Das Gewöhnliche sucht keinen Streit über alles.
Es trägt die Welt durch all die Unruhe.
20. März 2021
Nach einer schlaflosen Nacht zieht es mich
hin und her zwischen Graulicht am Fenster
und den Katakomben das Traumes.
Das Kortison wirkt wohl wie Kokain.
Aber ich hatte immer Angst vor Schlaftabletten.
Sah vier alte Star-Trek-Filme in der Nacht.
In einem wurde ein Mann schwanger.
Dann kommt meine Tochter, sie hat Geburtstag.
Sie sitzt coronasicher auf dem Balkon,
Meine Frau
© Willi Grigor, 2021
Übersetzung der "Tagesform-Gedichte" des schwedischen Dichters Göran Greider.
Kommentare
So hervorragend übersetzt, dass ich meine, die Texte seien in deutscher Sprache geschrieben; meinen großen Respekt vor dieser Leistung. Die hoch poetischen Tagesgedichte dieses so schwer erkrankten „politischen Debattierers, der sich Sozialist nennt“ – berühren und trösten nicht nur Kranke. Herzlichen Dank, dass Du mich daran teilnehmen lässt, lieber Willi.
Marie
Ich danke Göran Greider, diesen besonderen Menschen, dass er mich seine Texte übersetzen lässt. Sein Deutsch ist übrigens gut.
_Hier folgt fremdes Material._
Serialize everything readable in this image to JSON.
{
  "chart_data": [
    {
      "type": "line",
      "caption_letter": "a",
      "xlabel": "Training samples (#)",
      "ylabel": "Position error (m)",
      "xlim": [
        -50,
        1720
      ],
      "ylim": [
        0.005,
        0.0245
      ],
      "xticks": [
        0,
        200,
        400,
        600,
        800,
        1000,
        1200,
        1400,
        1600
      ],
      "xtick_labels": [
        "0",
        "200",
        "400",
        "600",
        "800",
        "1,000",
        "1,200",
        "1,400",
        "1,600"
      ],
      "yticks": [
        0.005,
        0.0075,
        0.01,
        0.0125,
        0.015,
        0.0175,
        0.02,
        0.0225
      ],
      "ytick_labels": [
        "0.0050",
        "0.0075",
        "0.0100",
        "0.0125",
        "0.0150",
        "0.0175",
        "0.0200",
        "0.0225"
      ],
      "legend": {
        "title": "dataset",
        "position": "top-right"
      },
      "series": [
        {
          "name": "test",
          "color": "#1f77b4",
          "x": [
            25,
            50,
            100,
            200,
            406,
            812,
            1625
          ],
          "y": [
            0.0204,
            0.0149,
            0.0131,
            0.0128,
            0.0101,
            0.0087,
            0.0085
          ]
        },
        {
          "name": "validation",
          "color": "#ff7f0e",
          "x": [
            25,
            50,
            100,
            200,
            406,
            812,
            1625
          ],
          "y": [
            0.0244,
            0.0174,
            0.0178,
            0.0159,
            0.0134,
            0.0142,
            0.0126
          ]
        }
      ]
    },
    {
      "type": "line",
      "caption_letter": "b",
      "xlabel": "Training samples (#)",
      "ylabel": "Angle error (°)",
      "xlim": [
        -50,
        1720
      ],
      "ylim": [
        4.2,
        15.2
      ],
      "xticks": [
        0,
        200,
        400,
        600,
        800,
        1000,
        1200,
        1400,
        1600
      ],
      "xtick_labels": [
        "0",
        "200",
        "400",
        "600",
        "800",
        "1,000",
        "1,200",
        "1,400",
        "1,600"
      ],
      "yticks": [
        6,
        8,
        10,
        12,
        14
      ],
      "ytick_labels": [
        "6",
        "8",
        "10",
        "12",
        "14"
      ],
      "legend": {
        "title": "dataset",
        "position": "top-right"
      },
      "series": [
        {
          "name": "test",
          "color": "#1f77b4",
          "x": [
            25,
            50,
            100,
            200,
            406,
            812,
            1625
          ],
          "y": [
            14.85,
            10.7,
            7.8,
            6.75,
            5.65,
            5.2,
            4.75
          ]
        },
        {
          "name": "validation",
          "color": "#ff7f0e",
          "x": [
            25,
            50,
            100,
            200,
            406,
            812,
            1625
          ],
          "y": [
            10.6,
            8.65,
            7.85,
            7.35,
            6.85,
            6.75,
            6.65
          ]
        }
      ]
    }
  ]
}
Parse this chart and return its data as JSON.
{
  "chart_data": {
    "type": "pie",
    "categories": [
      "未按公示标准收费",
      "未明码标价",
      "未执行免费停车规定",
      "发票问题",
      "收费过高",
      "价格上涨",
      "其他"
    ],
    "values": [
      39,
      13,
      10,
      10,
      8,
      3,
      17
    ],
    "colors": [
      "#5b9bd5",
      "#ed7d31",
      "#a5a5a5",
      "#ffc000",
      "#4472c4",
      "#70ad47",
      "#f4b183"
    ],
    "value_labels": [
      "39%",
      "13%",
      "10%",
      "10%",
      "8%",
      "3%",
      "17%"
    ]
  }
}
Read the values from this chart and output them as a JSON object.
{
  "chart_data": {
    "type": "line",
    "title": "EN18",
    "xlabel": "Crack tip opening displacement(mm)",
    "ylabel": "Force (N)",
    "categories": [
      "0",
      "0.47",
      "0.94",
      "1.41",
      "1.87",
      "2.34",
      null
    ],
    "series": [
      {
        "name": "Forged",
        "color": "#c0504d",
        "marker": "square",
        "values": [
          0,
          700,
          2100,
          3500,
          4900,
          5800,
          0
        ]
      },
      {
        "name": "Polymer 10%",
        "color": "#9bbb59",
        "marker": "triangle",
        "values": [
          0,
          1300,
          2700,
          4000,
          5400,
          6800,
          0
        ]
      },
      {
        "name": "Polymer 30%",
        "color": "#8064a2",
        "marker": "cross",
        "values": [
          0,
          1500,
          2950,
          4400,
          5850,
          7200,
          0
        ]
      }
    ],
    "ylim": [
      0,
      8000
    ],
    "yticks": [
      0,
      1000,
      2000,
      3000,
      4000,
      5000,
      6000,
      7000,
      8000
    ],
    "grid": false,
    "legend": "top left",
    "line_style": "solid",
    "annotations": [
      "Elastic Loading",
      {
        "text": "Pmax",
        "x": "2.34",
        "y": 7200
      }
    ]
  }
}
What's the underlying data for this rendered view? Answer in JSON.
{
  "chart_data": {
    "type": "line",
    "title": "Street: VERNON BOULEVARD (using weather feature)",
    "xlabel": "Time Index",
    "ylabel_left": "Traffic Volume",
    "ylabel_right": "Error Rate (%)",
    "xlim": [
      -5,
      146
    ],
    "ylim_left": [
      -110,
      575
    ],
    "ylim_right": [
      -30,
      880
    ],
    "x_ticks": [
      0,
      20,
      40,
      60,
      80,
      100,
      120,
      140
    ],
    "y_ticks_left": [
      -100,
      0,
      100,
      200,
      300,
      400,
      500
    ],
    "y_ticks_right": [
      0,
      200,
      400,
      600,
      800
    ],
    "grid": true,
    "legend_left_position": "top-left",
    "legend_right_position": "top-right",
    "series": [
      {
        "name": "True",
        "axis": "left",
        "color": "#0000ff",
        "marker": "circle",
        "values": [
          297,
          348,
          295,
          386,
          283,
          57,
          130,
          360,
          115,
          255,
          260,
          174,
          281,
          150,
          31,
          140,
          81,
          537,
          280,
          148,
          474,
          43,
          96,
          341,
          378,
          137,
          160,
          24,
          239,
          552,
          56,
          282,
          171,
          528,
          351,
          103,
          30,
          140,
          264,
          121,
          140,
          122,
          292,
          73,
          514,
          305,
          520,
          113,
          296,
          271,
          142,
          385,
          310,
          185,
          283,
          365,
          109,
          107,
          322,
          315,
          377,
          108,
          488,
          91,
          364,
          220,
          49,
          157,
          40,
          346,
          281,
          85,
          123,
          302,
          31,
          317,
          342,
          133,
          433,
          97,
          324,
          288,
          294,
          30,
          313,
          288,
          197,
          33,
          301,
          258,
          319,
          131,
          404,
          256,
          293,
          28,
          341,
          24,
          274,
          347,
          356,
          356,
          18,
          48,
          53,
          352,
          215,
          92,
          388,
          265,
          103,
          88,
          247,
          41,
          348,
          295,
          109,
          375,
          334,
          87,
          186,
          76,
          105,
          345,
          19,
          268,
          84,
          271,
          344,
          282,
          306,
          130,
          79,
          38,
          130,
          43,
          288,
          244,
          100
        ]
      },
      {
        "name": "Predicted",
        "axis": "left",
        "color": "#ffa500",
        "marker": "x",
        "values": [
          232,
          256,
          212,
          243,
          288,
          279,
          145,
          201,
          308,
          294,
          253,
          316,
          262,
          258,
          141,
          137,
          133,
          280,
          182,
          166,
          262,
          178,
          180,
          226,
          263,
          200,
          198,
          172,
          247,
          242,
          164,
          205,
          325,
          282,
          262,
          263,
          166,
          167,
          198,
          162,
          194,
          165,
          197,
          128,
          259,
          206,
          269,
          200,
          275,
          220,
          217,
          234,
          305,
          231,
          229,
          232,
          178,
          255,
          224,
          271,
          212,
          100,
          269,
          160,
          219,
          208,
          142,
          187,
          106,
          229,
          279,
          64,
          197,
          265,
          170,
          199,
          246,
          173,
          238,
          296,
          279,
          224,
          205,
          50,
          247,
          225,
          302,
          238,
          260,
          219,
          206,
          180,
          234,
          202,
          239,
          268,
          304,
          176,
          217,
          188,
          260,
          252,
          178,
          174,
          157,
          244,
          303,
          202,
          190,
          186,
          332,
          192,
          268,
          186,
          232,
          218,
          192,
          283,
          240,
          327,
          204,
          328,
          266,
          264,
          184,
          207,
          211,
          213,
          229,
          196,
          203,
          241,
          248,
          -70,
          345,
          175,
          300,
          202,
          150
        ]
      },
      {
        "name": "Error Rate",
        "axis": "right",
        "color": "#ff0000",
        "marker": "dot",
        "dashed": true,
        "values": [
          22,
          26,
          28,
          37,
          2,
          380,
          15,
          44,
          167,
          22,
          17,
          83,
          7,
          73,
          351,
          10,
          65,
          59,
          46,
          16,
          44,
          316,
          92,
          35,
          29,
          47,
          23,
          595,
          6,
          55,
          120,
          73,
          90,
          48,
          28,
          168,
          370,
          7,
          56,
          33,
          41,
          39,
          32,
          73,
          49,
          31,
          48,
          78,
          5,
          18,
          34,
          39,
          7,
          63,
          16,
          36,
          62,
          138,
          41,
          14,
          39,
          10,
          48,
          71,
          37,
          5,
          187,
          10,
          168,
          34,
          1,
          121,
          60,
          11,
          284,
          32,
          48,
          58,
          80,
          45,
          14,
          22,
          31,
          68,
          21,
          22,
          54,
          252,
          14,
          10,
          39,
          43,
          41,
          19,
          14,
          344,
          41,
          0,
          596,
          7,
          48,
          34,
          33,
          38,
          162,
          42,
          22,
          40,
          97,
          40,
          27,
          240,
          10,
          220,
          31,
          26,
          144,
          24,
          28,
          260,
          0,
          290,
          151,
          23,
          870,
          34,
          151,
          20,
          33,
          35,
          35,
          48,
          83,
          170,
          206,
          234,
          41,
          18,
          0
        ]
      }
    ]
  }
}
Und dann danke ich Dir, Marie, dass Du Dich so positiv ausdrücken kannst. Das ist auch eine Kunst, die Du beherrschst.
Freundliche Grüße
Willi
Die Kraft, die in den Worten steckt -
Sie zeigtest Du uns hier - perfekt!
LG Axel
Wenn der Originaltext so gut ist, dass man ihn unbedingt übersetzen will, dann kommen einem auch die notwendigen Worte entgegen.
Und Göran Greider macht jeden Tag ein kurzes, aber gutes Gedicht, das er dann sofort über die Medien unter das Volk schickt. Er hat noch mindestens einen Monat vor sich, bevor er weiß, ob er weiterleben kann oder nicht. Der Mann ist ein Phänomen, nicht nur als Dichter.